桜花彩麗伝

「あは、運はいいみたいで。でも結局、大した情報も掴めなかったですしね。特に肝心の(かしら)に関して分かったことは皆無(かいむ)だ」

「なに言ってんだよ。無事だっただけで十分だって」

 櫂秦の言う通りだ。しかし、そんな紅蓮教の性質を思えば、珀佑の正体や裏切りが露呈(ろてい)した途端に命を狙われることになりかねない。
 それぞれが至ったであろう懸念を覚えたのは、煌凌も例外ではなかった。

「そなたさえよければ、このまま羽林軍で匿おうと思うがどうだ? 無論、ここにいる面々はいつでも面会を許可しよう」

 それが最善だろう。櫂秦が窺うように見やると、果たして彼は頷いた。

「そうしてもらえるなら、お言葉に甘えて。
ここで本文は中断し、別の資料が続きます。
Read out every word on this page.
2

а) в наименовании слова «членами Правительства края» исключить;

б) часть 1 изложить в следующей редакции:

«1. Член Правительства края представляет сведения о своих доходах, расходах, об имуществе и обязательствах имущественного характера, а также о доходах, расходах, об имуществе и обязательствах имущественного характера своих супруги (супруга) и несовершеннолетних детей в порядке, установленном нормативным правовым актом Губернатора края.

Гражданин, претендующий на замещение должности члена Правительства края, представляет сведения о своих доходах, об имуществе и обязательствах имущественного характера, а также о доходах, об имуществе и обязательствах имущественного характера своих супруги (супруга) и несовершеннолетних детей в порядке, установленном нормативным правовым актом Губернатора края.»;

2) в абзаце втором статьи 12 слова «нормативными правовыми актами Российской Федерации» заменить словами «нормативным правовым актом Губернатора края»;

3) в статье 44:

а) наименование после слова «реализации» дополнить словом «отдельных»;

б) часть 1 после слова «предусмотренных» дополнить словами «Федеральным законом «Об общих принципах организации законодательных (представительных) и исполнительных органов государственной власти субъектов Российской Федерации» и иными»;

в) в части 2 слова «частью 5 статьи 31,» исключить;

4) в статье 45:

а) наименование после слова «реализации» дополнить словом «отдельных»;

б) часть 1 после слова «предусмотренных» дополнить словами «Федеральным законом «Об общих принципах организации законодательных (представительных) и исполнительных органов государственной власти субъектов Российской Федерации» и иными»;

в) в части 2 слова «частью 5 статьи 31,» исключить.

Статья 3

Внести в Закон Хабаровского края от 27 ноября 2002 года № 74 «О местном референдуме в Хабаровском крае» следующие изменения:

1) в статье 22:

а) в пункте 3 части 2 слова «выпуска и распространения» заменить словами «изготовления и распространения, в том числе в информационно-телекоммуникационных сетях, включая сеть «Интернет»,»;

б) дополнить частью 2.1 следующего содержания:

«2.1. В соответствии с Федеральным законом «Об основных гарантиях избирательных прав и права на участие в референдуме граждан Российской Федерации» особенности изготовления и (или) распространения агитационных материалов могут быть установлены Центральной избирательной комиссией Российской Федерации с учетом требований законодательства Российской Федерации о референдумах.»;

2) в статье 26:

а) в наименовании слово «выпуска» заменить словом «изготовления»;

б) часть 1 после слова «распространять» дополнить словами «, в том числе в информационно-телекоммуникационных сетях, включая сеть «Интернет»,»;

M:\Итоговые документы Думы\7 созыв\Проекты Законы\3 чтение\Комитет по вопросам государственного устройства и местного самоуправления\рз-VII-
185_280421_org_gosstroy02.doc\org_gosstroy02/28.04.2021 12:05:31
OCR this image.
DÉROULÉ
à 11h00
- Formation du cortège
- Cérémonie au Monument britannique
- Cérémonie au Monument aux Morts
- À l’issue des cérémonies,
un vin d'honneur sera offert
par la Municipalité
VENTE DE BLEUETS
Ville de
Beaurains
感謝します」

 胸に手を当て、優雅な仕草で小さく頭を下げる。それから珀佑はふと口元を綻ばせた。

「安泰だなぁ、この国は……。強く聡明(そうめい)な王さまと、それを支える優しいお妃さまがいて」



     ◇



 羽林軍に櫂秦を残し、煌凌と別れた春蘭は居所(きょしょ)への道を引き返した。
 彼ら兄弟ふたりの様子を目の当たりにし、感慨深そうに呟く。

「でも本当によかったわよね、櫂秦たち。どうなることかと思ったけど、ああして無事にまた会えて」

「ええ、本当に……。櫂秦の言う通り、珀佑殿の思惑通りなら恐ろしいほどですが」

 紫苑は頷きつつも苦笑する。
 さすがは楚家出身というだけあり、生粋(きっすい)の商人の血が流れているのかもしれない。本家の冷遇(れいぐう)は門違いもよいところだろう。
 鋭く計算高い慧眼(けいがん)の持ち主を見抜けないとは、彼らの方が節穴である。
 もっとも、それも珀佑の思惑かもしれないが。

 と、後方を歩いていた芙蓉がおもむろに歩み出て、春蘭の隣に並ぶ。

「あの、婕妤さま。もしまた宮外へ出る用事があったら、わたしがいつでも代わりを務めますから」

「……ありがと」

 桜花殿を出る前の妙な態度ではなくなっており、その様子にいささか安心しながら答える。
 ありがたい申し出ではあるが、夢幻への現状報告も補給も十分であり、当分はその予定もない。

 そう思ったが、ふと珀佑から聞いた話が蘇った。
 ────紅蓮教徒と結託する蕭派もまた、百馨湯を隠し持っているという。

『ああ、戸部尚書は白文禪という男。その本邸は柊州にある』

 桜州を()つ前、朔弦はそう言っていた。

『姫さま……?』

 その白家の別邸を思わぬ形で見つけた春蘭は、その若君(わかぎみ)とも思わぬ形で出会ってしまった。
 何も言わずに去ったが、あれから心の片隅で絶えず気にかかっていた。